At the workshops they now organize in Cincu, the two talk about the importance of integrating a cultural narrative into design. They teach people how to document “the soul of a place” and understand what are the specific resources in a certain place. It’s a way of seeing craft as a survival strategy, Marlene explains. Craftsmen were obliged to use the resources of a certain place in a sustainable way so that their children and grandchildren would be able to continue using them.
This is an important lesson in a society driven by crazy consumption, where even cultural production often bends to the same rules.
When nature calls
On a normal day, Marlene and Alex wake up at around 7 AM. Besides the actual design work, they have to deal with papers, emails, and other administrative stuff. They also take care of the garden.
“In the morning we are project managers, but in the afternoon we turn into wine growers,” Marlene says laughing. “When nature is calling, you have to be there.”
They are also constantly refurbishing the old house. On the long term, they want to extend the house to be able to organize artist residencies there.
The challenges of moving to the countryside were different for each them. Marlene had to get used to physical work, to deal with insects and how to manage remote communication with customers. Alex found it more difficult to adapt to the local work style. He says that you can’t always rely on people, even if you made plans with them.
“I learned to give up some things and to cherish others,” the young woman says.

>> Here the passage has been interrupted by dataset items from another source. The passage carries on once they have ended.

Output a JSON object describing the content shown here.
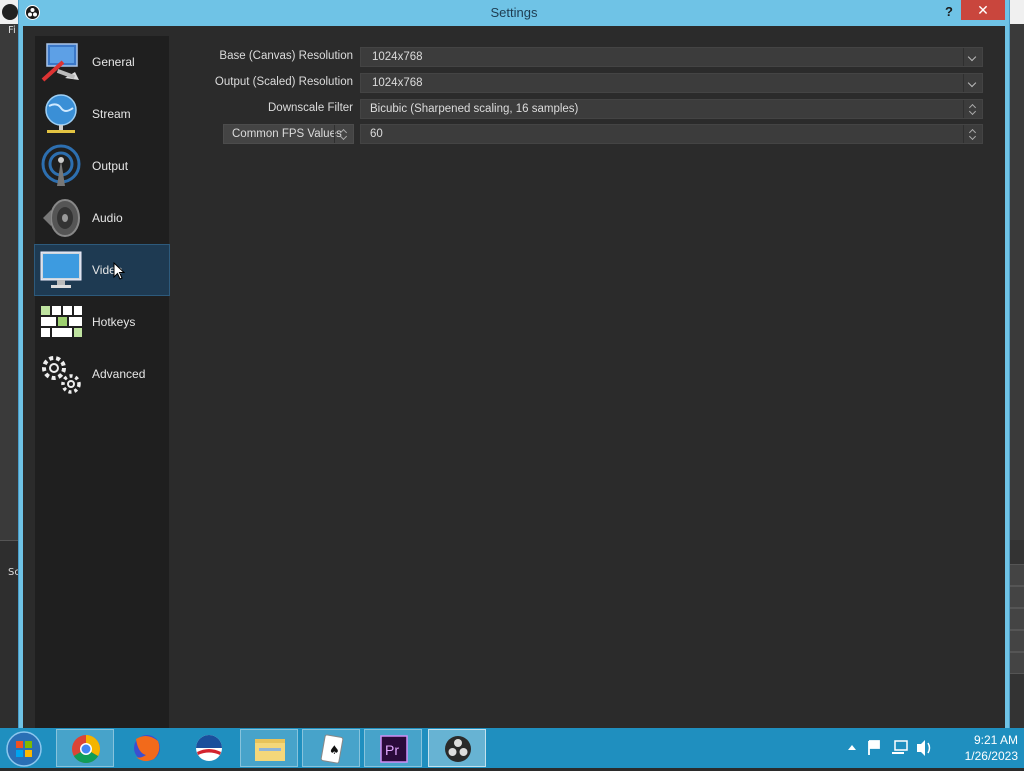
{
  "background_app": {
    "menu_first_letters": "Fi",
    "scenes_label_fragment": "Sc"
  },
  "dialog": {
    "title": "Settings",
    "help_label": "?",
    "close_label": "✕"
  },
  "sidebar": {
    "items": [
      {
        "label": "General",
        "icon": "general-settings-icon"
      },
      {
        "label": "Stream",
        "icon": "globe-network-icon"
      },
      {
        "label": "Output",
        "icon": "broadcast-antenna-icon"
      },
      {
        "label": "Audio",
        "icon": "speaker-icon"
      },
      {
        "label": "Video",
        "icon": "monitor-icon",
        "active": true
      },
      {
        "label": "Hotkeys",
        "icon": "keyboard-icon"
      },
      {
        "label": "Advanced",
        "icon": "gears-icon"
      }
    ]
  },
  "video": {
    "base_resolution": {
      "label": "Base (Canvas) Resolution",
      "value": "1024x768"
    },
    "output_resolution": {
      "label": "Output (Scaled) Resolution",
      "value": "1024x768"
    },
    "downscale_filter": {
      "label": "Downscale Filter",
      "value": "Bicubic (Sharpened scaling, 16 samples)"
    },
    "fps": {
      "label": "Common FPS Values",
      "value": "60"
    }
  },
  "taskbar": {
    "apps": [
      {
        "name": "chrome-icon"
      },
      {
        "name": "firefox-icon"
      },
      {
        "name": "obama-logo-icon"
      },
      {
        "name": "file-explorer-icon"
      },
      {
        "name": "solitaire-icon"
      },
      {
        "name": "premiere-pro-icon",
        "text": "Pr"
      },
      {
        "name": "obs-icon",
        "active": true
      }
    ],
    "clock": {
      "time": "9:21 AM",
      "date": "1/26/2023"
    }
  },
  "colors": {
    "dialog_titlebar": "#6fc3e6",
    "panel_bg": "#2b2b2b",
    "sidebar_bg": "#1f1f1f",
    "active_item": "#1e3a52",
    "taskbar": "#1f8fbf",
    "close_button": "#c9463d"
  }
}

How else did their life change after moving to the village?
“I think I have much more peace. The time goes by differently,” Marlene says. Two years ago she learned how to weave, and this has become an important part of her work. “In Bucharest, I wouldn’t have found the mood or the necessary silence to do that.”
Marlene also feels that she’s a much healthier person. She didn’t need to see a doctor in the last five years.
Apples instead of popcorn
I first visited them in August, two days after the diaspora protest in Bucharest which ended with police violence. The second conversation took place in September, shortly after the referendum to change the marriage’s definition in the Romanian Constitution had been announced.

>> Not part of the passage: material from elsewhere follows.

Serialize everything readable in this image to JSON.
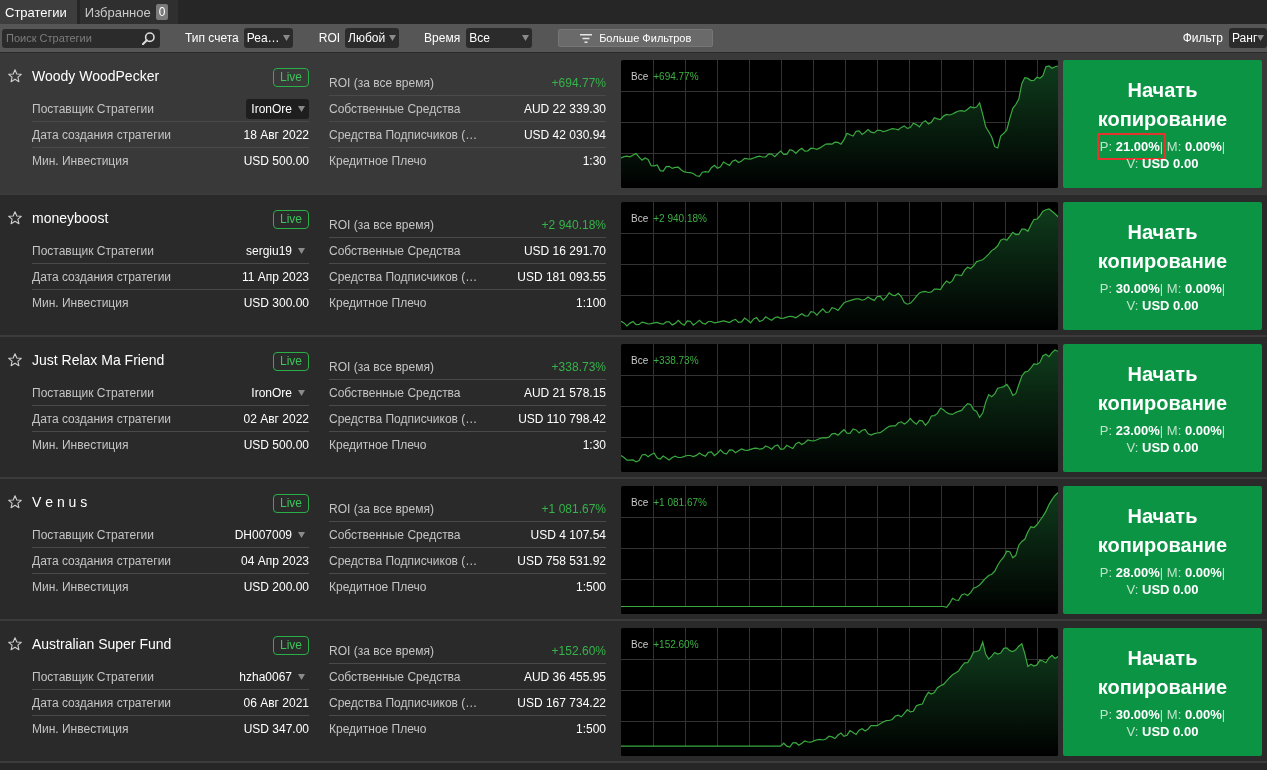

“It gives you distance,” says Marlene about living in a remote village. “Being here means that you’re not confronted with all this on a daily basis. And you understand that it’s up to you to do something. We are trying to produce change in different ways: by working with young people, talking to our neighbours.”
Are they worried about missing important events? No way, says Alex. There are so many things happening here, adds Marlene. Some of their friends have organised this summer a movie projection in a shed in Somartin, a nearby village. Instead of popcorn, they offered apples. Some of the local kids had never been to a cinema until then.
In Cincu and the surrounding villages, Marlene and Alex are part of a larger community of people not only from Romania, but also from Switzerland, France, the Netherlands or Sweden, who have moved here to pursue their dream. “They have all come with a dream,” says Marlene. “They are people who have understood the value of a place and want to tell the world about it.”